I thought it might also be of assistance to tell the House, because I have been able to make inquiries at rather short notice on this point—about monies for R.S.L.A. purposes in Mansfield. The hon. Gentleman used a phrase about how he wished that Her Majesty's inspector, might come down to Mansfield, but throughout the country one of the advantages of the inspectorial system and one of the great strengths of the British educational system is that they do not have to "come down" but are around constantly, and while they might not make a visitation at regular intervals they are very much in touch. I am informed that in all the secondary schools in Nottinghamshire, where no major capital work is being done for raising the school leaving age, the authority is proposing to make some provision so that it will be seen that every school will have been helped. I have been provided, through the assistance of the Inspectorate, with a list of those schools. In one of them the headmaster is not yet aware of the firm nature of the project, but soon will be. I have been able to look around them all, on paper, and I think it makes an impressive story.
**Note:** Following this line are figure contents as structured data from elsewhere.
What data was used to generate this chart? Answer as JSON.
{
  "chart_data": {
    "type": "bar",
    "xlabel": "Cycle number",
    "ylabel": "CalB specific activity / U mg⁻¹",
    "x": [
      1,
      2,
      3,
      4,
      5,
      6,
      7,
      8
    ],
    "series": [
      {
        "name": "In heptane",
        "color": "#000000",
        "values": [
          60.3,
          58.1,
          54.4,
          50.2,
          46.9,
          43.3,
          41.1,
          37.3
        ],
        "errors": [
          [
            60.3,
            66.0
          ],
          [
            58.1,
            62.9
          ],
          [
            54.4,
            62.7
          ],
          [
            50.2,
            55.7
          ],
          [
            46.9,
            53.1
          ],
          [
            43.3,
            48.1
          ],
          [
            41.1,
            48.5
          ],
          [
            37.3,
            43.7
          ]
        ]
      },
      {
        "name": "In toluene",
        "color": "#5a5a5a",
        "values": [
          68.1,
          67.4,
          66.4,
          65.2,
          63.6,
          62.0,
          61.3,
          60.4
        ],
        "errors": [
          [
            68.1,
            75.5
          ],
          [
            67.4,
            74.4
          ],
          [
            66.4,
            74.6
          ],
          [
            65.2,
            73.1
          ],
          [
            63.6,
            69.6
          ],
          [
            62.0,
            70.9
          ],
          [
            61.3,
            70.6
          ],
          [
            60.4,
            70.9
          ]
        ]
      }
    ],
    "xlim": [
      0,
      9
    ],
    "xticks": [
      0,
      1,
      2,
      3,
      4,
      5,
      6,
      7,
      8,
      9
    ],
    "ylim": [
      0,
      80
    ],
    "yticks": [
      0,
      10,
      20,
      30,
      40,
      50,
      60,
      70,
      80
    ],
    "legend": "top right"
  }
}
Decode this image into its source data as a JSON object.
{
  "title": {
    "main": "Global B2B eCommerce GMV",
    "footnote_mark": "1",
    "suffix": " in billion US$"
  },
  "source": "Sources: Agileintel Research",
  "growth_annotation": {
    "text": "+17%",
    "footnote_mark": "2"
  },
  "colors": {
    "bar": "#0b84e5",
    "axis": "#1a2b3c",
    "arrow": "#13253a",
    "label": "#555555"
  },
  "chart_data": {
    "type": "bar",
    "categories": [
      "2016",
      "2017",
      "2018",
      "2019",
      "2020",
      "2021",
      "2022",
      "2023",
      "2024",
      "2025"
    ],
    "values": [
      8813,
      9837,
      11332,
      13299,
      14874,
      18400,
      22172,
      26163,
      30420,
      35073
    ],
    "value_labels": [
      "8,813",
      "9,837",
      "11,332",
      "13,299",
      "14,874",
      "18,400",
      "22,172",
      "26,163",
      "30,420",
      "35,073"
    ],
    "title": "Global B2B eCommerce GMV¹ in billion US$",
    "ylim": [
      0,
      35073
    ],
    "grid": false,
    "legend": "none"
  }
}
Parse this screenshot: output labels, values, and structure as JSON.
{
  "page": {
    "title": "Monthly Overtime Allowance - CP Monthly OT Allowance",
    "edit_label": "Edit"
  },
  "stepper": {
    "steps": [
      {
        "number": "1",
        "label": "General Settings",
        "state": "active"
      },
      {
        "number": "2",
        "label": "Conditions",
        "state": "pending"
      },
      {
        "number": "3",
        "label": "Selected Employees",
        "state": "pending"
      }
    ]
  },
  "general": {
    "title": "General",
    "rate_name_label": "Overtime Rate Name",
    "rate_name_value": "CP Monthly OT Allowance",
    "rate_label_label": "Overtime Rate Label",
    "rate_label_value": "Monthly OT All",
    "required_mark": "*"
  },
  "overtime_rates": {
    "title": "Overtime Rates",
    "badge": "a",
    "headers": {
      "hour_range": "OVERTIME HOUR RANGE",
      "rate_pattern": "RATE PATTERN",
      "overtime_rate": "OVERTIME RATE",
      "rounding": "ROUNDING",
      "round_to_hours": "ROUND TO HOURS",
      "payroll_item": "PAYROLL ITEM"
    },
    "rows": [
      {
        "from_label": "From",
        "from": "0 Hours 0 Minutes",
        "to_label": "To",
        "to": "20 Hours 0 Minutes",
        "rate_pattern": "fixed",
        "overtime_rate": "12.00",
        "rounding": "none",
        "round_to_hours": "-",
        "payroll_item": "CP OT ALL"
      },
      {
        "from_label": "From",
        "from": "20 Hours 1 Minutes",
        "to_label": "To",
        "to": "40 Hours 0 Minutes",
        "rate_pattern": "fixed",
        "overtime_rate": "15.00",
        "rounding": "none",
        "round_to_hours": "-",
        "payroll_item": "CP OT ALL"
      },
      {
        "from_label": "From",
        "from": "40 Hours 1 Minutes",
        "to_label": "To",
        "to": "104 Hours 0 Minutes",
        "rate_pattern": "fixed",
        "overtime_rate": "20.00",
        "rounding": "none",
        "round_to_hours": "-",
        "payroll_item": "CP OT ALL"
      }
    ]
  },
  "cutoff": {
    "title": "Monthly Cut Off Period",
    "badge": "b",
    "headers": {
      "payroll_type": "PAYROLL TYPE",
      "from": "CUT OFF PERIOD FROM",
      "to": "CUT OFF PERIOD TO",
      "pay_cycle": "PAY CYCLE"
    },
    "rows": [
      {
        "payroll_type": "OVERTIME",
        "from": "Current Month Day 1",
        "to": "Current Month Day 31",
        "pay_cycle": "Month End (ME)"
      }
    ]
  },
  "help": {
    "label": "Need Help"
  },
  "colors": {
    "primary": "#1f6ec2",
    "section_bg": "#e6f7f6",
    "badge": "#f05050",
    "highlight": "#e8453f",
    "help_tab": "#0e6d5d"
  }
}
The object is to do precisely as the hon. Gentleman says, to have something on the ground, maybe not always sufficient, to mark this important matter of raising the school leaving age. I hope he and I are in full agreement, that it is an important step forward and one which I hope neither of us will be put off by criticisms from any quarter.

My time is virtually up and, if I may just draw the threads together, for reasons the hon. Gentleman has understood, and which I hope will be understood locally, I do not feel able to comment at all on the matter of the Section 13 notices at present in front of us. I have attempted to place the Brunts School replacement in a national background. I realise that answer is not encouraging immediately, but most educationalists would feel that priority dictates it as the right one. I will, of course, convey to my noble Friend the point about a deputation, but I have expressed the problem of timing which I think the hon. Gentleman accepts and I have mentioned the allocation of monies to the R.S.L.A. projects to show the determined attempt by the authority to make preparation for this very important event in our educational history.

Question put and agreed to.

Adjourned accordingly at twelve minutes to Four o'clock a.m.